E non bisogna nemmeno dimenticarsi il confort: un buon contenitore per trasportare il dispositivo può rivelarsi utile per molteplici ragioni. Può essere provvisto di porta bicchieri, oppure fungere da superficie piana sulla quale appoggiarsi per scrivere. I datori di lavoro non dovrebbero sottovalutare l’impatto che questi strumenti hanno sulla comodità e la soddisfazione dei lavoratori.
MUOVERSI, FARE STRETCHING, BERE ACQUA: PRENDERSI CURA DEL PROPRIO CORPO
Per rendere una postazione di lavoro – ovunque essa sia – ancora più ergonomica, è fondamentale ritagliarsi alcuni minuti durante la giornata lavorativa per muoversi, fare stretching, bere acqua. In generale, per prendersi cura di sé. Un buon consiglio è quello di stilare in anticipo un buon piano di nutrizione e fitness. È importante sviluppare una consapevolezza del proprio corpo.
Mentre si pratica lo stretching o alla fine della giornata di lavoro è buona prassi chiedersi come si sente il nostro corpo. I polsi fanno male? Come sta la schiena? Una veloce autovalutazione può dirti quali e quanti aggiustamenti alla postazione di lavoro possono aiutarci o se necessitiamo di più pause durante la giornata.
Prendersi cura del proprio corpo significa avere più possibilità di non contrarre patologie e non accusare dolori e fastidi, essere quindi più felici e sani. Il Dott. Levine afferma che “Sedersi dovrebbe essere una postura scelta, e non imposta. Il che non significa che bisogna fermare il lavoro per andare a farsi una passeggiata, ma che bisognerebbe lavorare mentre si è in movimento.” Al posto delle scrivanie – anche di quelle “in piedi” – Levine raccomanda le treadmills-desk (scrivanie tapis roulant), provviste di una pedana simile a quelle che si possono trovare nelle normali palestre per camminare qualche minuto al giorno. Un’ottima idea è quella di dotare le postazioni di telefoni cordless, in maniera tale da poter consentire di muoversi mentre si parla. Gli impiegati potrebbero addirittura programmare le telefonate nell’agenda, colorando in verde questi momenti per poter comprendere quanto è green la loro settimana.

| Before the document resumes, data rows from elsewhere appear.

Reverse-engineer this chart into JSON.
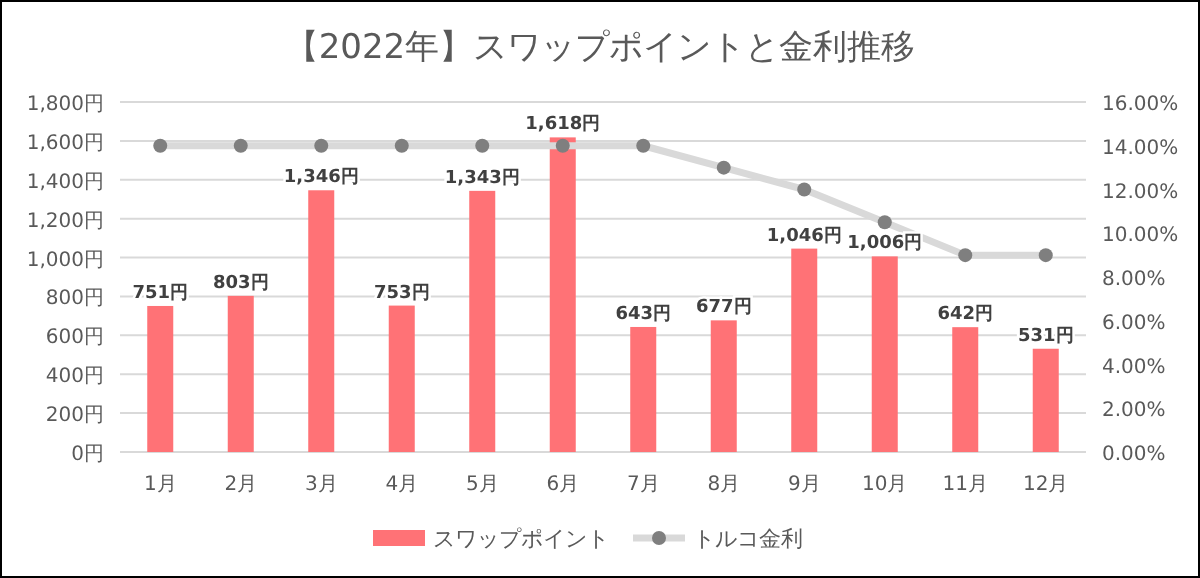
{
  "chart_data": {
    "type": "bar",
    "title": "【2022年】スワップポイントと金利推移",
    "categories": [
      "1月",
      "2月",
      "3月",
      "4月",
      "5月",
      "6月",
      "7月",
      "8月",
      "9月",
      "10月",
      "11月",
      "12月"
    ],
    "series": [
      {
        "name": "スワップポイント",
        "color": "#ff7276",
        "values": [
          751,
          803,
          1346,
          753,
          1343,
          1618,
          643,
          677,
          1046,
          1006,
          642,
          531
        ],
        "value_labels": [
          "751円",
          "803円",
          "1,346円",
          "753円",
          "1,343円",
          "1,618円",
          "643円",
          "677円",
          "1,046円",
          "1,006円",
          "642円",
          "531円"
        ]
      },
      {
        "name": "トルコ金利",
        "type": "line",
        "axis": "y2",
        "color": "#d9d9d9",
        "marker": "circle",
        "values": [
          14,
          14,
          14,
          14,
          14,
          14,
          14,
          13,
          12,
          10.5,
          9,
          9
        ]
      }
    ],
    "ylim": [
      0,
      1800
    ],
    "yticks": [
      {
        "value": 0,
        "label": "0円"
      },
      {
        "value": 200,
        "label": "200円"
      },
      {
        "value": 400,
        "label": "400円"
      },
      {
        "value": 600,
        "label": "600円"
      },
      {
        "value": 800,
        "label": "800円"
      },
      {
        "value": 1000,
        "label": "1,000円"
      },
      {
        "value": 1200,
        "label": "1,200円"
      },
      {
        "value": 1400,
        "label": "1,400円"
      },
      {
        "value": 1600,
        "label": "1,600円"
      },
      {
        "value": 1800,
        "label": "1,800円"
      }
    ],
    "y2lim": [
      0,
      16
    ],
    "y2ticks": [
      {
        "value": 0,
        "label": "0.00%"
      },
      {
        "value": 2,
        "label": "2.00%"
      },
      {
        "value": 4,
        "label": "4.00%"
      },
      {
        "value": 6,
        "label": "6.00%"
      },
      {
        "value": 8,
        "label": "8.00%"
      },
      {
        "value": 10,
        "label": "10.00%"
      },
      {
        "value": 12,
        "label": "12.00%"
      },
      {
        "value": 14,
        "label": "14.00%"
      },
      {
        "value": 16,
        "label": "16.00%"
      }
    ],
    "grid": "y",
    "legend": "bottom"
  }
}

Un altro buon consiglio è quello di organizzare i party aziendali e i momenti di socializzazione in ambienti che non incoraggino ulteriori ore in posizione seduta (come succede nei ristoranti). Sono ormai molti i luoghi di interesse che mettono a disposizione i propri spazi per organizzare ritrovi e feste private: gallerie d’arte e musei, beni culturali, parchi e sedi pubbliche. E invece di premiare i propri dipendenti con biglietti del cinema e del teatro, la direzione dovrebbe introdurre in azienda figure come un massaggiatore o istruttori di fitness e yoga. Prendere in considerazione la salute dei propri dipendenti e porsi degli obiettivi di benessere e salute può lanciare le aziende sul mercato. “Prendi le scale, cammina per andare a bere. Lascia la bottiglia dell’acqua a qualche passo dalla tua postazione, così da doverti alzare per forza. Cambia le tue abitudini e scoprirai di quanta energia latente il tuo corpo è pieno.” Questo è il mantra della Vernikos.
Per concludere, Hedge sottolinea che gli impiegati dovrebbero tutti essere consapevoli di un caposaldo che spesso viene ignorato o bypassato, perché sembrerebbe andare in controtendenza rispetto al concetto stessO di “lavorare”: la postazione di lavoro di ogni impiegato deve essere comoda, ma comoda per lui. “Essere comodi è il primo requisito. Se dovessi intuire qualsiasi segnale di scomodità cambia subito quello che stai facendo. Non pensare che siccome si tratta di lavoro, si suppone sia stancante e scomodo.” E se dovesse fare male, meglio inventarsi qualcosa di nuovo.